Il en ressortait que l’intéressée effectuait chaque semaine, dans un premier temps, un temps de trajet d’un peu moins d’une heure (hors trajets depuis son domicile) sur trois jours, puis, à la suite d’une réorganisation du service lui imposant une répartition des cours sur 4 jours, devait effectuer un temps de trajet de 2 heures par semaine.
Pour répondre favorablement à sa demande, la Cour rappelle qu’aux termes de l’article 2 du décret du 2 septembre 1991, les assistants d’enseignement artistiques doivent assurer un service hebdomadaire de 20 heures.
Elle rappelle également qu’à l’inverse des dispositions du décret du 12 juillet 2001, touchant à la réduction et à l’annualisation du temps de travail, celles définissant le temps de travail effectif sont bien applicables aux fonctionnaires de l’enseignement artistique.
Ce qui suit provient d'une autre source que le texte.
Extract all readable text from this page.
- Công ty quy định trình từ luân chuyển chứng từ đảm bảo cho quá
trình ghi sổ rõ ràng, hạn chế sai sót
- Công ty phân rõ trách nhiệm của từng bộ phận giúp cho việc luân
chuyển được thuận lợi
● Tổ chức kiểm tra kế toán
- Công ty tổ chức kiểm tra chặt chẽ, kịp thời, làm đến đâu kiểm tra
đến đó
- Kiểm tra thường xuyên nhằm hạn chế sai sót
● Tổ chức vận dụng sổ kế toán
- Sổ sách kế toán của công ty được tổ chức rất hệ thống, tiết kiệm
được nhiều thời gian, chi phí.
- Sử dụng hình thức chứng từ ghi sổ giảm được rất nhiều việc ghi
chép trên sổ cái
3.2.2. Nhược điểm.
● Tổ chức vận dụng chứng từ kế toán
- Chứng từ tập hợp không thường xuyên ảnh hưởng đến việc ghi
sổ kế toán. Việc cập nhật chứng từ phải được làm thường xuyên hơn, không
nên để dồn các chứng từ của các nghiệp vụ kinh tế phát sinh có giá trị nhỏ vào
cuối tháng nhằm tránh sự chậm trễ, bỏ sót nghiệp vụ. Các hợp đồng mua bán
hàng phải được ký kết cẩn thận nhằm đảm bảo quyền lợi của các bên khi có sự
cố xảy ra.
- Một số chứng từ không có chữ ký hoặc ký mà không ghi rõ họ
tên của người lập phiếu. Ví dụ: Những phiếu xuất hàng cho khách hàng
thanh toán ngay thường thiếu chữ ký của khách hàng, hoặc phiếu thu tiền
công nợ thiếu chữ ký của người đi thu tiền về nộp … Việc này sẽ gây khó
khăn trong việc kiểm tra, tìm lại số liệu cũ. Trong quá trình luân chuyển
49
En l’occurrence, elles renvoient sur ce point précis à l’article 2 du décret du 25 août 2000, selon lequel : « la durée de travail effectif s’entend comme le temps pendant lequel les agents sont à la disposition de leur employeur et doivent se conformer à ses directives sans pouvoir vaquer librement à des occupations personnelles ».
La cour en déduit que « le temps de trajet d’un agent pour se rendre de son premier à un autre lieu de travail doit être regardé comme du temps de travail effectif dès lors que, durant ce laps de temps, l’agent est à la disposition de son employeur et ne peut vaquer librement à ses occupations personnelles. »
Elle indemnise l’intéressée en multipliant le nombre d’heures de trajet par son taux horaire habituel.
La cour semble cependant considérer que les dispositions du décret du 6 septembre 1991 relatives à la rémunération des heures supplémentaires auraient eu vocation à s’appliquer mais semble ne pas retenir cette solution en l’absence de délibération correspondante de l’employeur.
-2- rémunération du temps de pause :
La Cour rappelle qu’en application de l’article 3 du décret du 25 août 2000 « Aucun temps de travail quotidien ne peut atteindre six heures sans que les agents bénéficient d’un temps de pause d’une durée minimale de vingt minutes. »
Il était acquis que, compte tenu de la comptabilisation du temps de trajet en temps de travail, l’intéressée n’avait pas toujours bénéficié d’un temps de pause réglementaire.
Elle demandait une rémunération correspondant au temps de pause dont elle avait été privée.
La Cour rejette cette demande au motif que le temps de pause, durant lequel l’agent n’est pas à la disposition de son employeur et peut vaquer librement à ses occupation personnelles, ne constitue pas du temps de travail effectif donnant droit à rémunération.
Peut-être aurait-il mieux valu formuler différemment la demande en sollicitant la réparation de la faute de l’administration en raison du non-respect du temps de pause obligatoire ?
-3- Sur la mise en cause par le fonctionnaire d’une mesure de réorganisation du service lui imposant des trajets supplémentaires ;
Ainsi que cela a été indiqué plus haut, l’enseignante s’était vu, au cours de la période litigieuse, assujettie à une réorganisation de son temps de travail hebdomadaire dont il était résulté, notamment, qu’elle l’astreignait à un temps de trajet plus important et un volume horaire réparti sur 4 jours au lieu de 3 auparavant.
Interrogée sur ce point également la Cour note qu’il y eu une « validation du médecin du travail » et qu’en outre, cette réorganisation n’excède en rien l’exercice normal du pouvoir hiérarchique.
On rappellera sur ce point que l’administration dispose d’une large marge de manœuvre pour procéder à l’organisation de ses services, le juge se contentant de vérifier l’absence de détournement de pouvoir.
On ignore ici si le Comité Technique Paritaire a été saisi pour avis comme cela aurait dû être le cas, s’agissant d’une mesure d’organisation. (article 33 de la Loi du 26 janvier 1984.
Enfin, il convient de préciser que les frais de déplacement nécessité par le service doivent faire l’objet d’un remboursement à l’agent.
Mais la Cour a estimé sur ce point que l’employeur justifiait avoir fait le nécessaire.